La cosa curiosa è che quel trofeo, tanto desiderato alla vigilia, non l'ha più voluto nessuno: in fondo c'è della coerenza, perché quella finale non ha avuto vincitori, né tecnicamente né moralmente. La Steaua ha tentato di restituire la coppa alla Dinamo, ma la Dinamo ha rifiutato, perché non voleva la vittoria a tavolino. Anche l'albo d'oro è perplesso: sulla riga del 1988 figura la dicitura "trofeo non assegnato", omissione di cui non si può andar fieri. Ma se una squadra ha abbandonato il campo avendo ragione, e l'altra è stata designata vincitrice non avendo vinto, l'unica soluzione possibile, forse, è proprio fingere che quel pasticcio non sia mai accaduto.

Cristian Gatu, all'epoca segretario della Steaua, ricorda: "L'arbitraggio fu pro Dinamo.

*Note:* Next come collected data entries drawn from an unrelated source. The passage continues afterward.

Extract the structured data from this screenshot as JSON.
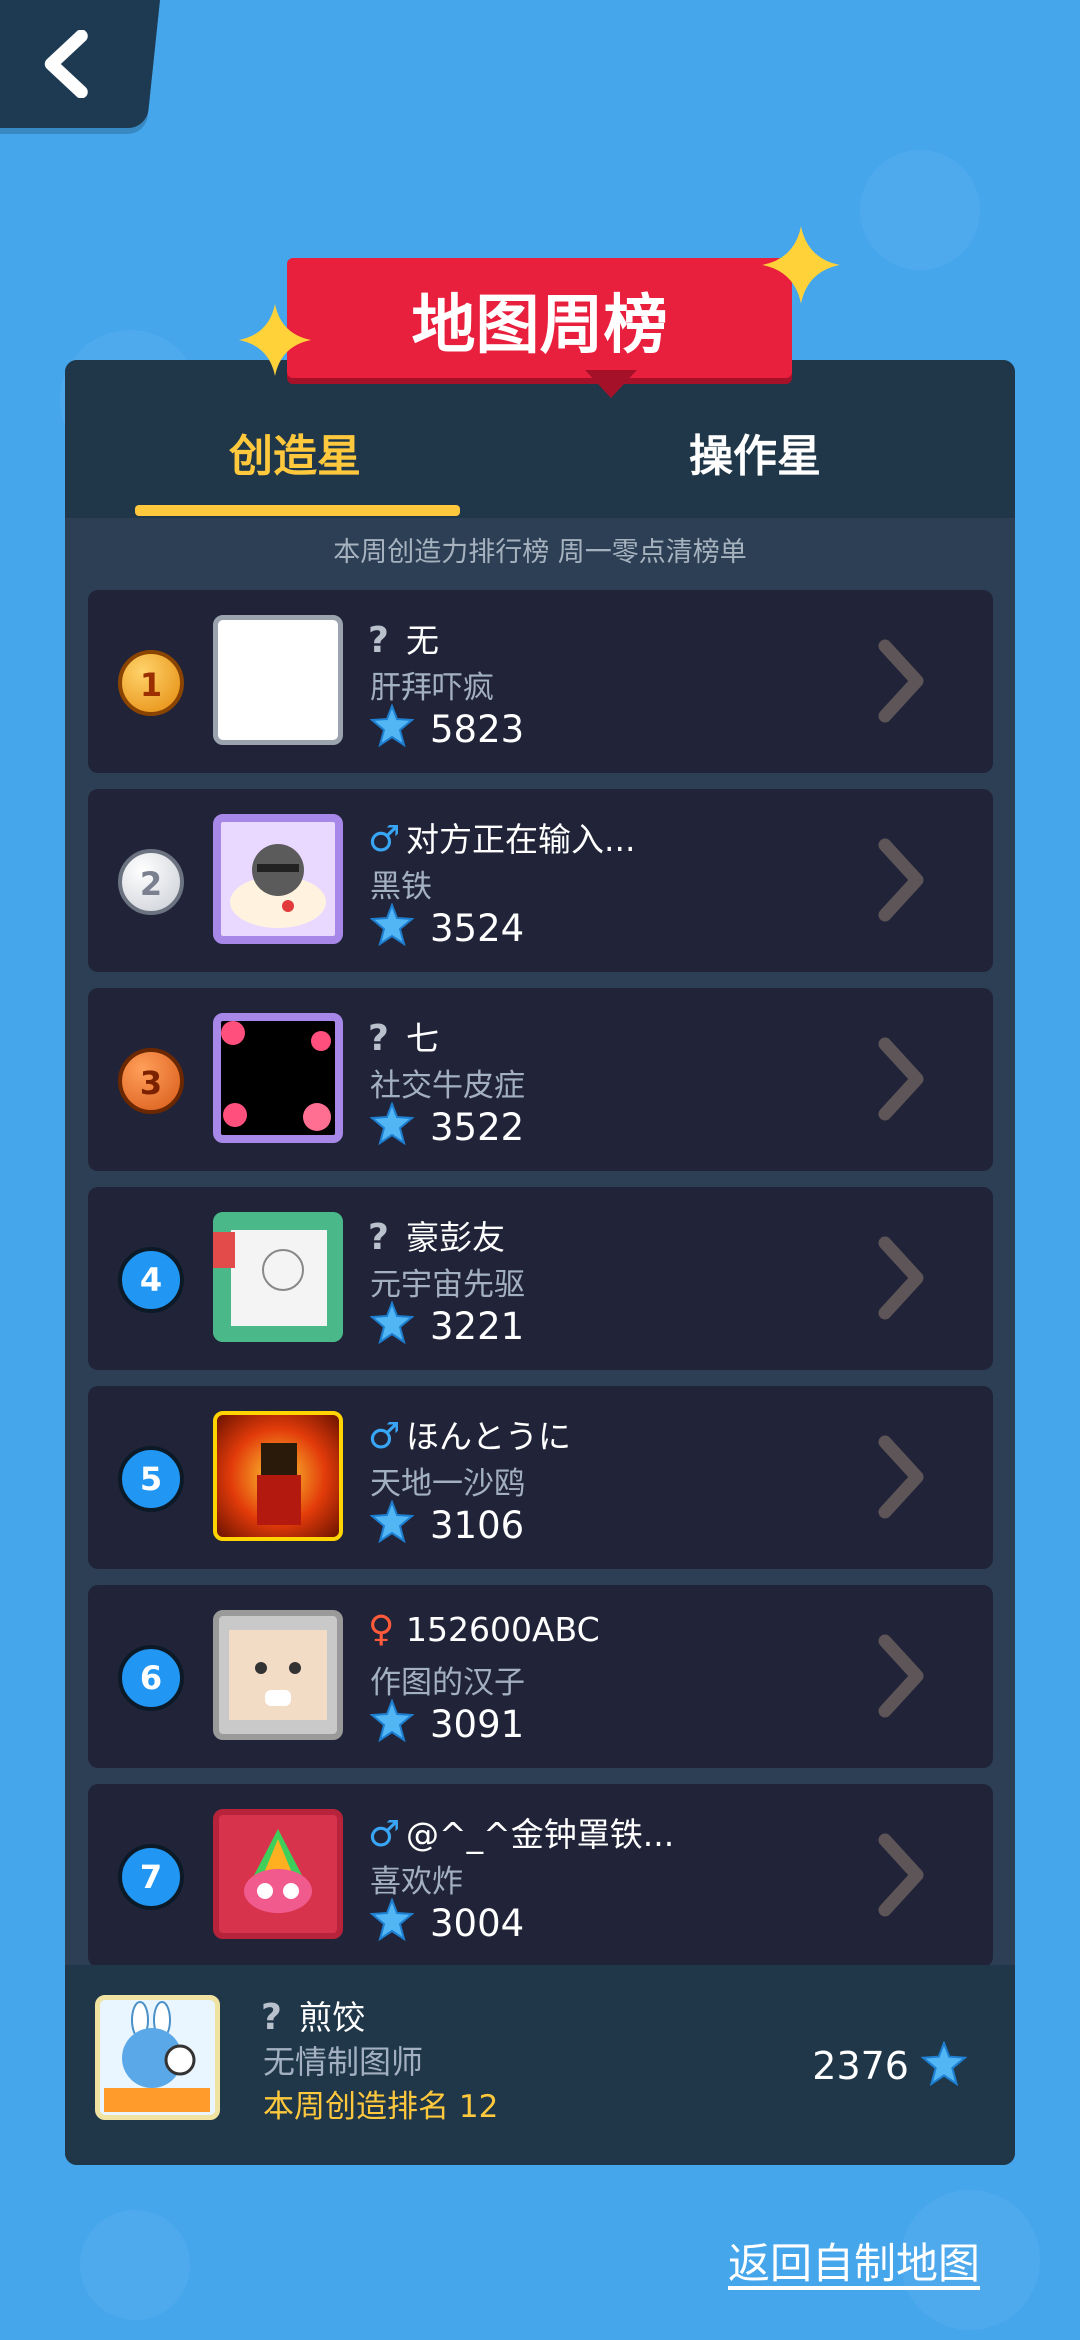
{
  "banner": {
    "title": "地图周榜"
  },
  "tabs": [
    {
      "label": "创造星",
      "active": true
    },
    {
      "label": "操作星",
      "active": false
    }
  ],
  "subtitle": "本周创造力排行榜 周一零点清榜单",
  "rows": [
    {
      "rank": "1",
      "gender": "?",
      "name": "无",
      "title": "肝拜吓疯",
      "score": "5823"
    },
    {
      "rank": "2",
      "gender": "♂",
      "name": "对方正在输入...",
      "title": "黑铁",
      "score": "3524"
    },
    {
      "rank": "3",
      "gender": "?",
      "name": "七",
      "title": "社交牛皮症",
      "score": "3522"
    },
    {
      "rank": "4",
      "gender": "?",
      "name": "豪彭友",
      "title": "元宇宙先驱",
      "score": "3221"
    },
    {
      "rank": "5",
      "gender": "♂",
      "name": "ほんとうに",
      "title": "天地一沙鸥",
      "score": "3106"
    },
    {
      "rank": "6",
      "gender": "♀",
      "name": "152600ABC",
      "title": "作图的汉子",
      "score": "3091"
    },
    {
      "rank": "7",
      "gender": "♂",
      "name": "@^_^金钟罩铁...",
      "title": "喜欢炸",
      "score": "3004"
    }
  ],
  "me": {
    "gender": "?",
    "name": "煎饺",
    "title": "无情制图师",
    "rank_text": "本周创造排名 12",
    "score": "2376"
  },
  "return_link": "返回自制地图",
  "colors": {
    "background": "#45a6ec",
    "panel": "#2c3f55",
    "row": "#212438",
    "accent": "#ffc83d",
    "banner": "#e8203e"
  },
  "icons": {
    "back": "chevron-left-icon",
    "score": "blue-star-gem-icon",
    "row_arrow": "chevron-right-icon"
  }
}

Si sapeva che Ionescu era un uomo di Postelnicu (il capo della Securitate, ndr), e che Postelnicu stesso controllava diversi club di prima divisione, decidendone sorte e risultati, e facendo sì che con la Dinamo perdessero sempre".

Ha detto Mircea Lucescu, allenatore giramondo, quel giorno sulla panchina dei Cani Rossi: "Era la nostra coppa: loro lasciarono il campo, non noi. C'era caos, mi avvicinai alla coppa e la presi. Quella finale fu una vergogna, una macchia sul calcio romeno: furono calpestati tutti i regolamenti e i filmati televisivi sparirono, la versione ufficiale fu che si erano accidentalmente cancellati. Dopo tutti questi anni la federazione dovrebbe risolvere finalmente la cosa e dare la coppa alla Dinamo".